Saturday, October 27, 2012

Rising costs of travel to the UK makes Ancestry.com look like a bargain

Seven years ago my wife and I travelled from South Africa to the UK for a holiday. It was the first time I had visited the UK for nearly 40 years, and it was only after I had been there the first time that I had become interested in family history, and discovered where many of my ancestors had lived. We hired a car and drove around for three weeks, visiting living relatives and some old friends, and visiting places where our dead ancestors had lived. You can see some of the places we visited here.

We have thought of doing the same thing once more before we die, but rising costs make it seem impossible. Seven years ago, the cost of a subscription to Ancestry.com looked exorbitant. Now a single visa to visit the UK costs more -- before thinking of paying plane fares, airport taxes and all the rest. In 2005 we did not need visas at all.

Permira to Buy Ancestry.com for $1.6 Billion - NYTimes.com:
A consortium led by the European private equity firm Permira has agreed to buy Ancestry.com for around $1.6 billion.

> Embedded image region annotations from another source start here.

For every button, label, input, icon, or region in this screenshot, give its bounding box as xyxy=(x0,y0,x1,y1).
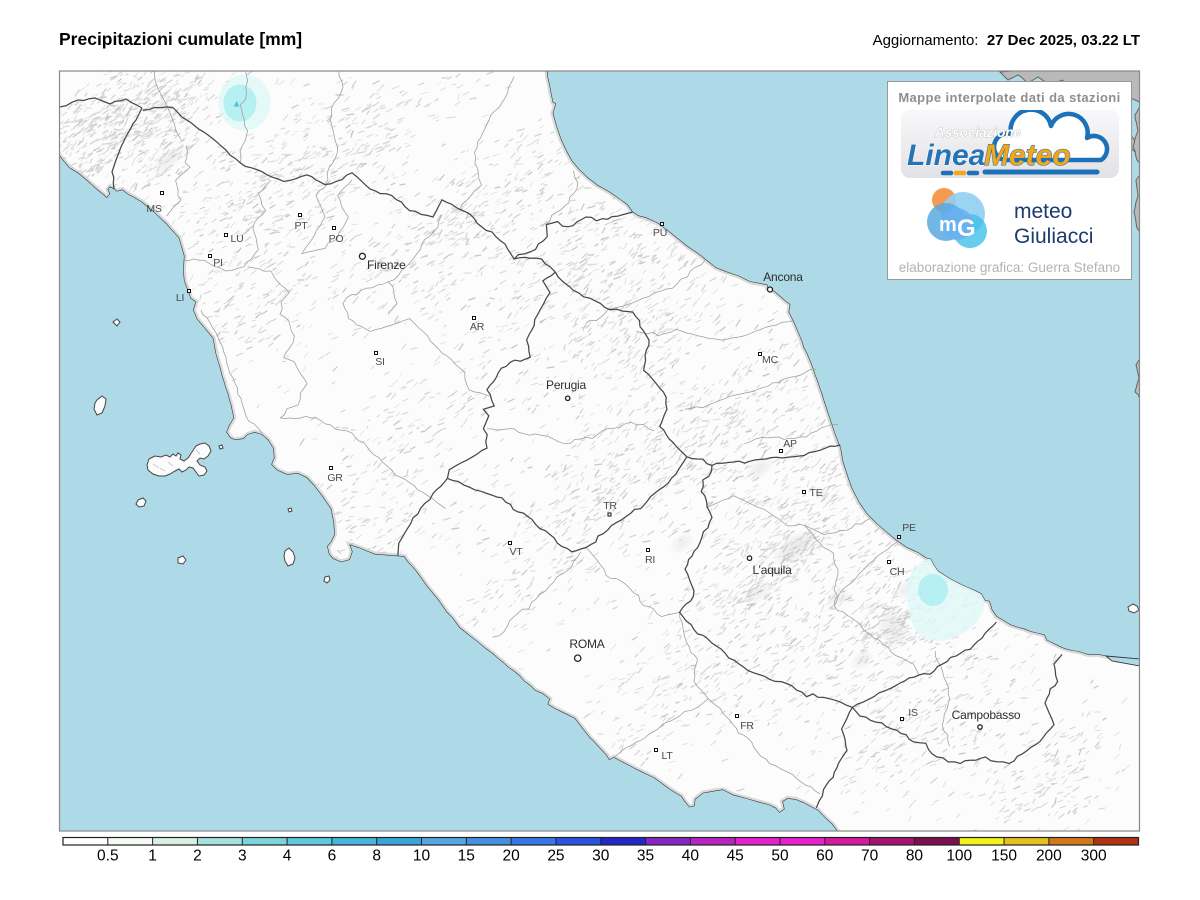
svg-text:20: 20 xyxy=(502,848,520,865)
svg-text:10: 10 xyxy=(413,848,431,865)
svg-text:PE: PE xyxy=(902,522,916,534)
svg-text:PI: PI xyxy=(213,257,223,269)
svg-text:MC: MC xyxy=(762,354,779,366)
svg-text:CH: CH xyxy=(890,566,905,578)
svg-text:35: 35 xyxy=(637,848,654,865)
svg-text:1: 1 xyxy=(148,848,157,865)
svg-text:Campobasso: Campobasso xyxy=(952,708,1021,722)
svg-text:PT: PT xyxy=(294,220,308,232)
svg-text:200: 200 xyxy=(1036,848,1062,865)
svg-text:15: 15 xyxy=(458,848,475,865)
svg-text:LI: LI xyxy=(176,292,184,304)
svg-text:70: 70 xyxy=(861,848,879,865)
svg-text:m: m xyxy=(939,214,957,236)
svg-text:TE: TE xyxy=(809,487,822,499)
svg-text:40: 40 xyxy=(682,848,700,865)
svg-text:Firenze: Firenze xyxy=(367,258,406,272)
svg-text:4: 4 xyxy=(283,848,292,865)
svg-text:Linea: Linea xyxy=(907,139,985,172)
svg-text:VT: VT xyxy=(509,546,523,558)
svg-text:3: 3 xyxy=(238,848,247,865)
svg-text:50: 50 xyxy=(771,848,789,865)
svg-text:Perugia: Perugia xyxy=(546,378,586,392)
svg-text:GR: GR xyxy=(327,472,343,484)
svg-text:AP: AP xyxy=(783,438,797,450)
svg-text:G: G xyxy=(957,215,976,242)
svg-text:60: 60 xyxy=(816,848,834,865)
svg-text:300: 300 xyxy=(1081,848,1107,865)
svg-text:AR: AR xyxy=(470,321,485,333)
svg-text:Precipitazioni cumulate [mm]: Precipitazioni cumulate [mm] xyxy=(59,29,302,49)
svg-text:Associazione: Associazione xyxy=(933,125,1021,140)
svg-text:LT: LT xyxy=(661,750,673,762)
svg-text:Aggiornamento: 27 Dec 2025, 0: Aggiornamento: 27 Dec 2025, 03.22 LT xyxy=(873,32,1140,49)
svg-text:MS: MS xyxy=(146,203,162,215)
svg-text:100: 100 xyxy=(946,848,972,865)
svg-text:PU: PU xyxy=(653,227,667,239)
svg-text:80: 80 xyxy=(906,848,924,865)
svg-text:FR: FR xyxy=(740,720,754,732)
svg-text:150: 150 xyxy=(991,848,1017,865)
svg-text:PO: PO xyxy=(329,233,344,245)
svg-text:6: 6 xyxy=(328,848,337,865)
svg-text:0.5: 0.5 xyxy=(97,848,119,865)
svg-text:45: 45 xyxy=(727,848,744,865)
svg-text:Meteo: Meteo xyxy=(984,139,1071,172)
svg-text:RI: RI xyxy=(645,554,655,566)
svg-text:Ancona: Ancona xyxy=(763,270,803,284)
svg-text:25: 25 xyxy=(547,848,564,865)
svg-text:30: 30 xyxy=(592,848,610,865)
svg-text:ROMA: ROMA xyxy=(569,637,604,651)
svg-text:IS: IS xyxy=(908,707,918,719)
svg-text:LU: LU xyxy=(230,233,243,245)
svg-text:TR: TR xyxy=(603,500,617,512)
svg-text:L’aquila: L’aquila xyxy=(752,563,792,577)
svg-text:2: 2 xyxy=(193,848,202,865)
svg-text:8: 8 xyxy=(372,848,381,865)
svg-text:SI: SI xyxy=(375,356,385,368)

Under the terms of the deal, Permira and its partners will pay $32 a share for Ancestry.com, a genealogy Web site. The agreement represents a 40 percent premium to the company’s closing share price in June, when the potential acquisition was first reported. Permira, which will retain majority control, is partnering with Spectrum Equity, a venture capital firm and an early backer of Ancestry.com, and several of the European private equity firm’s direct investors. The Web site’s management also will invest in the deal.

But if the recession has affected the cost of travel, it has also affected Ancestry.com, because further on in the article we read:

After hitting a $45 high in 2011, its stock price has tumbled to around $29 on concerns that consumers are reducing their spending because of the economic crisis.

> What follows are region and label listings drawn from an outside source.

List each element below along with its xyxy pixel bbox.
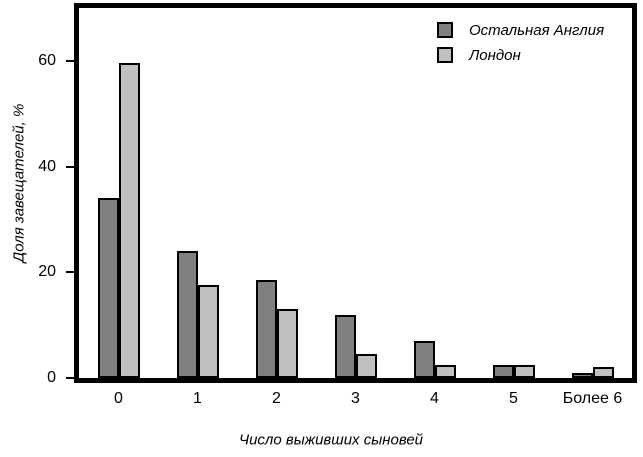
legend-item-rest-england: Остальная Англия [437,21,604,39]
bar-rest-england-cat3 [335,315,356,378]
y-tick-mark-60 [66,60,75,62]
bar-london-cat1 [198,285,219,378]
x-tick-label-cat4: 4 [430,390,439,407]
y-tick-mark-20 [66,271,75,273]
x-tick-label-cat3: 3 [351,390,360,407]
y-tick-mark-40 [66,166,75,168]
x-tick-label-cat6: Более 6 [562,390,623,407]
bar-london-cat0 [119,63,140,378]
bar-london-cat2 [277,309,298,378]
y-tick-label-40: 40 [38,158,56,175]
legend-swatch-london-icon [437,47,453,63]
x-axis-title: Число выживших сыновей [238,431,424,449]
legend-label-london: Лондон [469,46,521,64]
x-tick-label-cat2: 2 [272,390,281,407]
bar-london-cat5 [514,365,535,378]
y-tick-label-20: 20 [38,263,56,280]
legend-swatch-rest-england-icon [437,22,453,38]
plot-area [74,3,637,383]
bar-london-cat4 [435,365,456,378]
bar-rest-england-cat2 [256,280,277,378]
x-tick-label-cat1: 1 [193,390,202,407]
y-tick-label-0: 0 [47,369,56,386]
y-axis-title: Доля завещателей, % [10,103,28,263]
y-tick-mark-0 [66,377,75,379]
legend-item-london: Лондон [437,46,604,64]
bar-rest-england-cat0 [98,198,119,378]
bar-london-cat6 [593,367,614,378]
bar-rest-england-cat1 [177,251,198,378]
x-tick-label-cat5: 5 [509,390,518,407]
x-tick-label-cat0: 0 [114,390,123,407]
bar-rest-england-cat6 [572,373,593,378]
legend-label-rest-england: Остальная Англия [469,21,605,39]
bar-london-cat3 [356,354,377,378]
legend: Остальная Англия Лондон [437,21,604,71]
y-tick-label-60: 60 [38,52,56,69]
bar-rest-england-cat5 [493,365,514,378]
bar-rest-england-cat4 [414,341,435,378]
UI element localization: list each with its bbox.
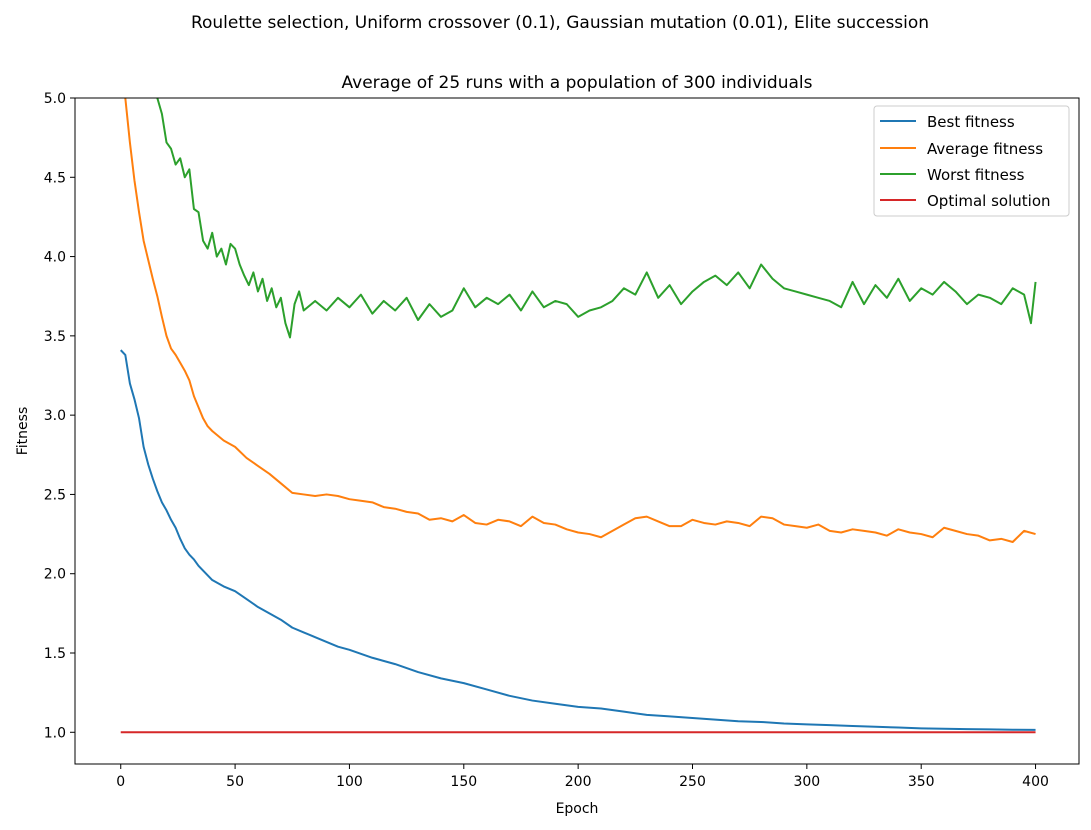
figure-suptitle: Roulette selection, Uniform crossover (0… — [191, 13, 929, 33]
legend-label-optimal-solution: Optimal solution — [927, 192, 1051, 210]
x-tick-label: 200 — [565, 774, 592, 790]
series-line-best-fitness — [120, 349, 1036, 731]
series-line-worst-fitness — [156, 98, 1037, 339]
series-line-average-fitness — [124, 98, 1036, 543]
plot-frame — [74, 97, 1080, 765]
y-tick-label: 2.0 — [44, 567, 66, 583]
legend-label-average-fitness: Average fitness — [927, 140, 1043, 158]
x-tick-label: 400 — [1022, 774, 1049, 790]
x-tick-label: 50 — [226, 774, 244, 790]
y-tick-label: 1.5 — [44, 646, 66, 662]
y-tick-label: 5.0 — [44, 91, 66, 107]
x-tick-label: 300 — [793, 774, 820, 790]
legend-label-worst-fitness: Worst fitness — [927, 166, 1025, 184]
legend: Best fitness Average fitness Worst fitne… — [873, 105, 1070, 217]
y-axis-label: Fitness — [15, 407, 31, 456]
legend-label-best-fitness: Best fitness — [927, 113, 1015, 131]
y-axis: 1.0 1.5 2.0 2.5 3.0 3.5 4.0 4.5 5.0 — [44, 91, 75, 741]
y-tick-label: 3.5 — [44, 329, 66, 345]
y-tick-label: 3.0 — [44, 408, 66, 424]
y-tick-label: 4.5 — [44, 170, 66, 186]
x-axis-label: Epoch — [556, 801, 599, 817]
y-tick-label: 4.0 — [44, 250, 66, 266]
x-tick-label: 100 — [336, 774, 363, 790]
x-tick-label: 0 — [116, 774, 125, 790]
x-tick-label: 250 — [679, 774, 706, 790]
x-tick-label: 350 — [908, 774, 935, 790]
y-tick-label: 2.5 — [44, 487, 66, 503]
legend-box — [873, 105, 1070, 217]
series-layer — [120, 98, 1037, 734]
chart-title: Average of 25 runs with a population of … — [342, 73, 813, 93]
x-axis: 0 50 100 150 200 250 300 350 400 — [116, 764, 1049, 790]
x-tick-label: 150 — [450, 774, 477, 790]
y-tick-label: 1.0 — [44, 725, 66, 741]
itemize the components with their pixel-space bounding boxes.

The company was started in the 1990s, and has remained profitable despite concerns about the revenue growth of other Internet businesses. Last year, Ancestry.com’s net profit roughly doubled, to $62.9 million, on revenue of $400 million. It has more than two million subscribers who pay up to $34.95 a month to use the service.

But, recession or no recession, that still looks like a very healthy profit margin to me.

I wonder how much the UK government is making on its visas.